US wields crude stockpile as weapon in global oil price battle
The US government has signalled a “new era” of activist intervention in international oil markets, experts said, with the White House increasingly willing to use its strategic stockpiles of crude to manage global prices.
President Joe Biden this week authorised the final instalment of a record 180mn barrel drawdown from the US Strategic Petroleum Reserve and told his officials to prepare for further releases as the White House looks to keep a lid on prices ahead of midterm elections next month.
Market participants said further drawdowns were likely this winter to counter a rise in prices driven by a clampdown on Russian exports.
“I think we are in a new era of much more nimble and deft use of the SPR as both a market and a geopolitical tool,” said David Goldwyn, a former senior energy official in the administration of Barack Obama.
Washington’s willingness to intervene so directly in oil markets means that price risks once primarily associated with volatile producer governments or the Opec+ cartel now also emanate from the Oval Office.
Biden has relied on the SPR more than any of his predecessors since the facility was created in the wake of the 1973 oil shock as a tool to manage major market disruptions.
Deploying the reserves — held in huge salt caverns along the US Gulf Coast — has allowed the president to smooth some of the market turmoil caused by Russia’s invasion of Ukraine. His announcement of a record drawdown in March was a pre-emptive move amid predictions that sanctions on Russia could remove as much as 3mn barrels of the country’s oil from the market.
But he has come under fire from Republicans, who have accused him of recklessness in reducing volumes to their lowest levels since the early 1980s — hampering the country’s ability to react to future oil shocks.
“Draining oil from the strategic reserve is a short-sighted and dangerous choice that imperils our energy security at a critical time of global uncertainty,” Jerry Moran, the senior US senator from Kansas, wrote in a letter to the president this week.
Biden’s initial drawdown from the reserves last November was blasted for being a brazenly political move aimed at bringing down petrol prices to placate voters at a time of no significant disruption.
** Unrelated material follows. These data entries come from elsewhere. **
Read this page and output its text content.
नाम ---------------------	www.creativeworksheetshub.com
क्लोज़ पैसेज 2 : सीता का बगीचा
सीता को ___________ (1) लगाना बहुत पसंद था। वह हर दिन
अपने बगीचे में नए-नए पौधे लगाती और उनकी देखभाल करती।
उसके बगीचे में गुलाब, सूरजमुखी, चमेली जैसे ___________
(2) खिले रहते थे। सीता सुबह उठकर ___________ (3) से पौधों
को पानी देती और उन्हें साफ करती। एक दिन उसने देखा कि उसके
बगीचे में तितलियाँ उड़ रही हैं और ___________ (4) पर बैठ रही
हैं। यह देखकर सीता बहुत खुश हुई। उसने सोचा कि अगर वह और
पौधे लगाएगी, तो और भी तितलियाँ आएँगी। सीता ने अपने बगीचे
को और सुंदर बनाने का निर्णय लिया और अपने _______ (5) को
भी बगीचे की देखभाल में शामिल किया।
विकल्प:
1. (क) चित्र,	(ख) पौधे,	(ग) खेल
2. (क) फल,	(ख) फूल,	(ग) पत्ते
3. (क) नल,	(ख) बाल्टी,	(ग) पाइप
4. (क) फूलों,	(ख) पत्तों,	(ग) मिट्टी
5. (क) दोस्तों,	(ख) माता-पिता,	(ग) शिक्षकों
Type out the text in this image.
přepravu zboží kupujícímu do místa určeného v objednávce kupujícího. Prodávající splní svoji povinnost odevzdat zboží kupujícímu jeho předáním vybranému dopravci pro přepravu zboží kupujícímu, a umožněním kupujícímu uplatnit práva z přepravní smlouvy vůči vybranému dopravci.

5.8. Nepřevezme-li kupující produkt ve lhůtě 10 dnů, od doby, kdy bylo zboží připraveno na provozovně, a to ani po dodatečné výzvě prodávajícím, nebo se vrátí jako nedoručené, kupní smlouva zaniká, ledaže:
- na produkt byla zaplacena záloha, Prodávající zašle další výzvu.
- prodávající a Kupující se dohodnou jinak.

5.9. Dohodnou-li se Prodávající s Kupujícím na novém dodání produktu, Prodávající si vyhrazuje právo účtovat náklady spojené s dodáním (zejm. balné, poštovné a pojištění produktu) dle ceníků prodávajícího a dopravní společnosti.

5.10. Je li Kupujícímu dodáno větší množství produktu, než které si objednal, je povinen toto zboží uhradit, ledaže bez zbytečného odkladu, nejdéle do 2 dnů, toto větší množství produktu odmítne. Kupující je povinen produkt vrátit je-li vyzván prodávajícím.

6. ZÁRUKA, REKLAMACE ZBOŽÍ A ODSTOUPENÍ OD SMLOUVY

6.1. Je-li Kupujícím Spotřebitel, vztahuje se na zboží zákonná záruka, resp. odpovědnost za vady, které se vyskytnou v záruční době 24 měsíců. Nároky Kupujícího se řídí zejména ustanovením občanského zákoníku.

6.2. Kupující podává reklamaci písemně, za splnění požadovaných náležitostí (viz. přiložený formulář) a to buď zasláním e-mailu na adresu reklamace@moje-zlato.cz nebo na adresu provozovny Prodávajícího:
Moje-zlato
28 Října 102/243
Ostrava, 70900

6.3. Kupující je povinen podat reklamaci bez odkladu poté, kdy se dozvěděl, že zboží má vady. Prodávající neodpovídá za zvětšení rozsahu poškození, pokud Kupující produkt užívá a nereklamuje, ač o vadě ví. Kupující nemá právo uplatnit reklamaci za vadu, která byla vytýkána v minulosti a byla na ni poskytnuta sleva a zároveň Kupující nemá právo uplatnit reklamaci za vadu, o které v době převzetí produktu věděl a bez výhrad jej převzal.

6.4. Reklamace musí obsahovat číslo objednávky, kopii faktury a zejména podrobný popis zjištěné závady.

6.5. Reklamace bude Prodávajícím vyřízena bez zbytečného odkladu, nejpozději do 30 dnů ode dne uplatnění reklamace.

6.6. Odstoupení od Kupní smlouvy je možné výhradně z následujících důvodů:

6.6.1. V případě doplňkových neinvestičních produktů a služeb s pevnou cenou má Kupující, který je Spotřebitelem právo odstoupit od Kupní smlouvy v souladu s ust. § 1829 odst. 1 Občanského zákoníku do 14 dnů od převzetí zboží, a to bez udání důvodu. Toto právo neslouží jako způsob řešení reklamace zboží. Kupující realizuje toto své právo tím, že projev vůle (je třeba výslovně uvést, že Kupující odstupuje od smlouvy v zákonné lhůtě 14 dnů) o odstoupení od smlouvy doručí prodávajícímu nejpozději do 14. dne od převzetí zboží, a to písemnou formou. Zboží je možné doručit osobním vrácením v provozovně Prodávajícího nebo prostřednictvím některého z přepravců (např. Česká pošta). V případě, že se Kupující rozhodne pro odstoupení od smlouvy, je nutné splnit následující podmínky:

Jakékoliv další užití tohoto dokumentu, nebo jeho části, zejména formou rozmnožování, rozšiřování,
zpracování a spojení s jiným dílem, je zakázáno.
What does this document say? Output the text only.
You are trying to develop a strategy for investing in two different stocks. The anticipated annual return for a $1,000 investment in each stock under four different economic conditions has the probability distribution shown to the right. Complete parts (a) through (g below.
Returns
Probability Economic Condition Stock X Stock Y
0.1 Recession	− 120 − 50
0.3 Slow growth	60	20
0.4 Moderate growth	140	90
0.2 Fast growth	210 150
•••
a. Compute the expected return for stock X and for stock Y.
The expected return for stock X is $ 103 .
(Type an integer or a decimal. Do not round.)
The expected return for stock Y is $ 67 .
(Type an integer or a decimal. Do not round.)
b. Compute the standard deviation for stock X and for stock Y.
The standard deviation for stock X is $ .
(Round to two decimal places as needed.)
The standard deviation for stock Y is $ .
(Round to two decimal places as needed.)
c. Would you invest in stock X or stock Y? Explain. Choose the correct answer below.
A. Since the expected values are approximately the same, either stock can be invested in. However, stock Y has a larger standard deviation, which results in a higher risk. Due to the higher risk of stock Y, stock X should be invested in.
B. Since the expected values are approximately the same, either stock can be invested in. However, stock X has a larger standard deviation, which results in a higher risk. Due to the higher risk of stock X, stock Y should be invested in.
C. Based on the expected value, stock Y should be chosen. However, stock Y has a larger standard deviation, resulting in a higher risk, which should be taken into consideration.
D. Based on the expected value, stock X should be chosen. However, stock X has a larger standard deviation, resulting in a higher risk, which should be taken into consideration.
Many drew comparisons to President Bill Clinton’s use of the SPR to douse prices at the pump ahead of the 2000 presidential election between his vice-president Al Gore and the Republican challenger George W Bush.
Also significant, said analysts, was Wednesday’s White House pledge to start buying back oil to replenish the reserve at a price of $67-$72 a barrel — another form of intervention designed to affect oil prices many months in the future. The move, Biden said, would “help create certainty around future demand for crude oil”.
“That will encourage firms to invest in production right now, helping to improve US energy security and bring down energy prices that have been driven up by Putin’s war in Ukraine,” the president said.
His direction to officials to prepare for more drawdowns comes after Saudi Arabia and other Opec+ producers last month announced plans to slash output, enraging the White House.
Bob McNally, head of consultancy Rapidan Energy and a former adviser to the George W Bush administration, noted that, ironically, the motivation behind the White House’s repurchase price — an effort to put a floor in the market to give producers more confidence to invest — was akin to the cartel’s supply cut.
“The Biden administration and Opec+ are both basically saying: ‘Hey investors — drill. Drill, baby drill. We’re not going to let prices collapse’,” he said.
Goldwyn said the administration was “trying to change the calculus so that we can maximise US supply and maybe put a little bit the fear of God into Opec+ about a return of the market share battles of a few years ago”.
Having shown its willingness to use the stockpile to influence oil prices, the White House is likely to draw down more barrels later this year if a looming European embargo on Russian exports — and potential retaliatory moves by the Kremlin — trigger market shortages. Analysts said restrictions of petroleum product exports, such as petrol and diesel, also remained on the table.
In the meantime, recent drawdowns are also starting to alarm some market analysts. Robert Yawger, a director at Mizuho Securities, said the record 180mn barrel release “runs out at a really bad time” as Europe’s embargo, set to come into force in December, threatens to cut supply.
If a US plan to keep Russian barrels flowing through the embargo — by capping the price at which importers buy its oil — fails, deep supply shortages could ensue, analysts say.
“I do believe that they’ll go with 90mn more barrels in January through March,” he said. “I think their hand will be forced.”
And even as it begins refilling the stockpile in future, the federal government will be selling more barrels again anyway, under Congressional plans to shrink the reserve during the next two fiscal years. But market forces could leave the administration with little choice.
“Between Western price-cap guns and Russian energy weapons, Biden will probably need those barrels,” said Kevin Book, an analyst at ClearView Energy Partners in Washington.